In the early 1930s, life is hard for people in the working-class district Brás in São Paulo, Brazil. Slaving away six days a week in the factories, shops and offices of the Industrial Park, they earn scarcely enough to make ends meet. They dream of a better life that is out of reach for most. Eleonora got away from Brás marrying rich Alfredo Rocha who is tired of his bourgeois existence and takes sides with the workers of the neighbourhood. Factory worker Rosinha Lituana attends the reunions of the Communist Party and sometimes her friends Otávia and Corina from a tailor’s shop accompany her. Corina, however, counts on her good looks to provide the escape from poverty. In fact, well-to-do Arnaldo makes love to her, but after she yielded to him, he loses interest. When her pregnancy becomes obvious, her boss fires her and, even worse, her mother and her loathsome stepfather put her on the street. Otávia offers to take her in, Corina only stays for the night, though, and then starts working in a brothel because she needs the money.

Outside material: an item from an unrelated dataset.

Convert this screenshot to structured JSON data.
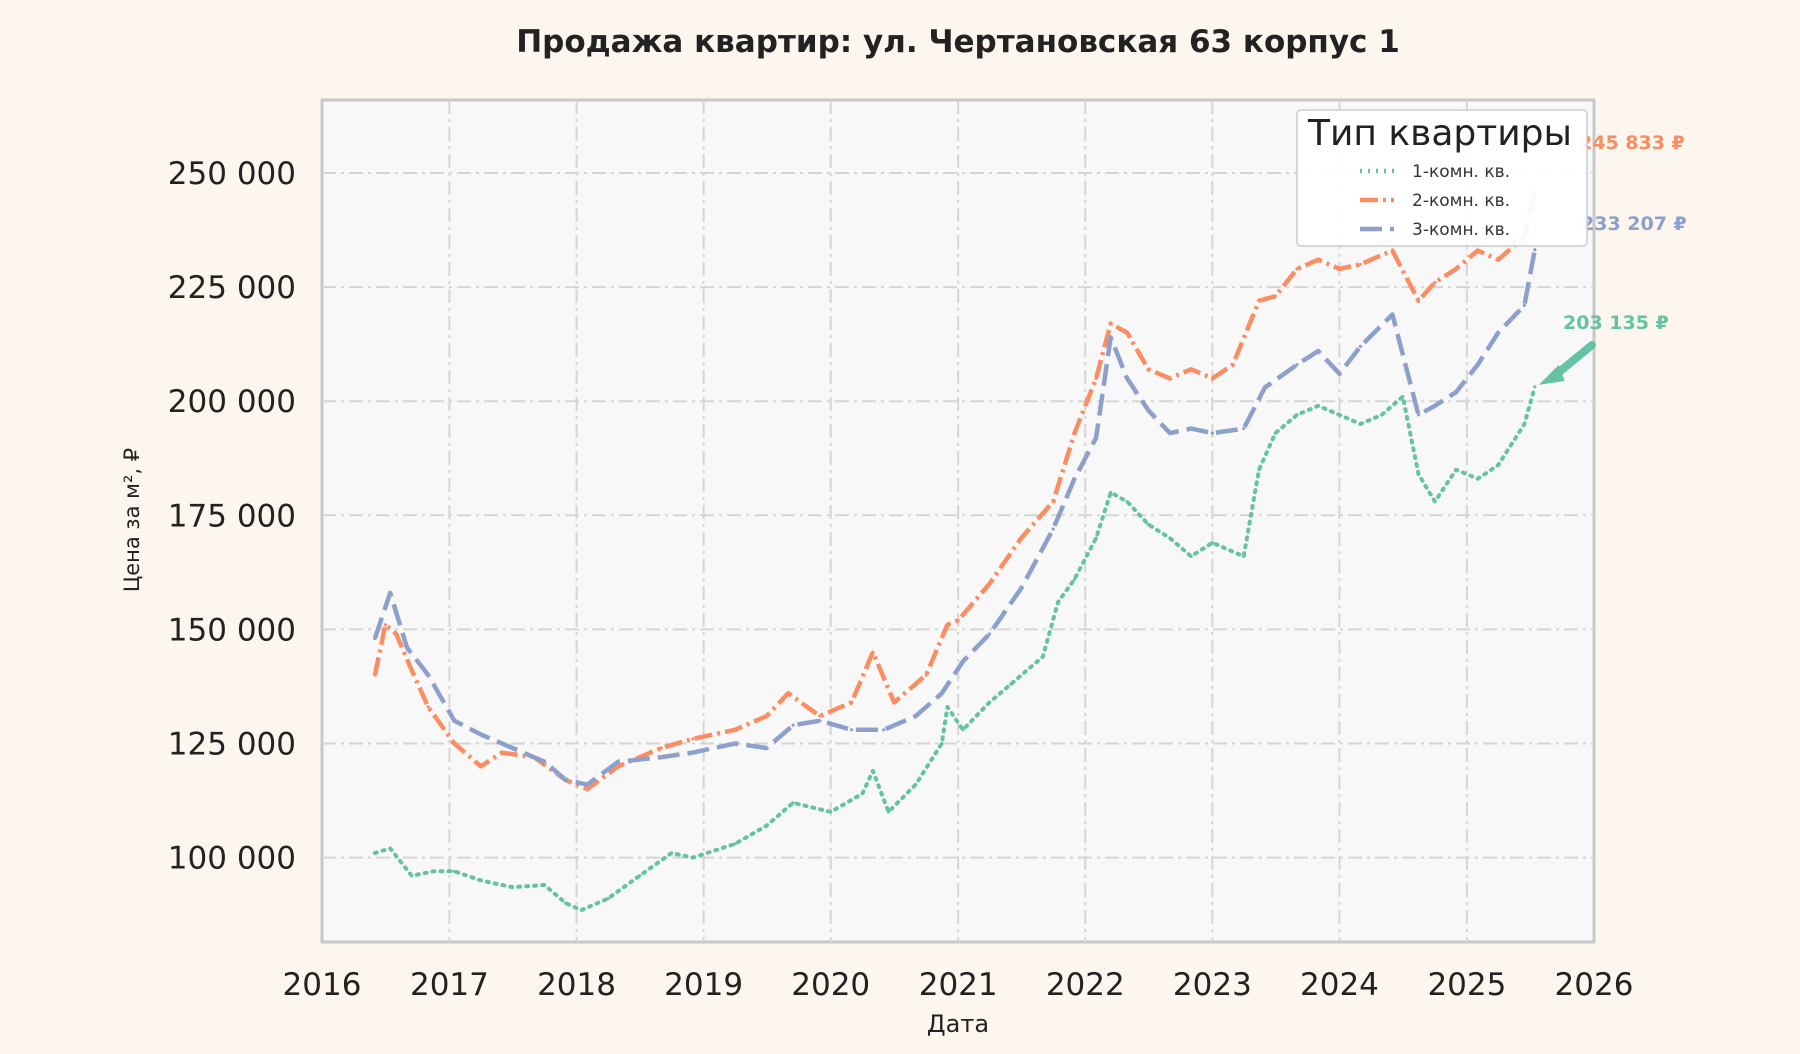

Her baby is born without skin and she goes to jail for infanticide. Meanwhile, another one of the girls, Matilde, quits work at the factory on her mother’s request to return to school and get the chance for a better job. The growing tensions between workers and employers lead to a general strike. On the streets, workers demonstrate for their rights , but the police fights them back violently killing some. For their political agitation, Rosinha Lituana is expelled to her parents’ country of origin and Otávia is imprisoned…

Although Industrial Park is generally referred to as a proletarian novel, moreover the first of the kind from Brazil, it’s really the social study of a poor working-class environment at the dawn of an economic crisis and a cruel dictatorship. Told from the perspective of an unconcerned observer, it brings to life a cast of chiefly young female characters who have to cope with being discriminated both as common workers and as women. In their actions, behaviour and speech they feel real and authentic most of the time. Only when the one or other of them “preaches” Communist ideology or calls upon her comrades to stand up for their rights, they lose their truthfulness. I could never help the impression that they – and the author herself lending them her voice – just parrot without much conviction the big words thought out by Soviet propagandists to spread class war as means to bring about a Communist World Revolution. Of course, this may well have been the intended effect, but for me it diminished the pleasure of the read considerably. The only rudimentary plot linking a series of scenes from everyday life that illustrate the typical hazards and struggles of hardworking women was a bit disappointing, too. The novel’s sparse prose abounds in dialogue and short, often incomplete sentences reminding of stage instructions that nonetheless create strong images and thus convey powerful atmosphere.

Reading an original Brazilian Portuguese edition of Industrial Park by Patrícia Galvão was an exceedingly great challenge for me, but a translation just never feels the same. In the end, I even enjoyed this proletarian classic although I didn’t care at all for the Communist propaganda it contained. For me it was much more interesting to see how were the lives of poor working-class women in Brazil of the early 1930s, when the Great Depression cast its shadow over an already globalised world and Fascist ideologies spread in response to Soviet-style Bolshevism. Some of the story reminded me of another forgotten classic from the pen of a woman and with Communist overtones also, namely The Metal of the Dead by Concha Espina (»»» read my review) from 1920. Depicting the timeless struggles of the working poor, the latter and Industrial Park by Patrícia Galvão have lost none of their significance.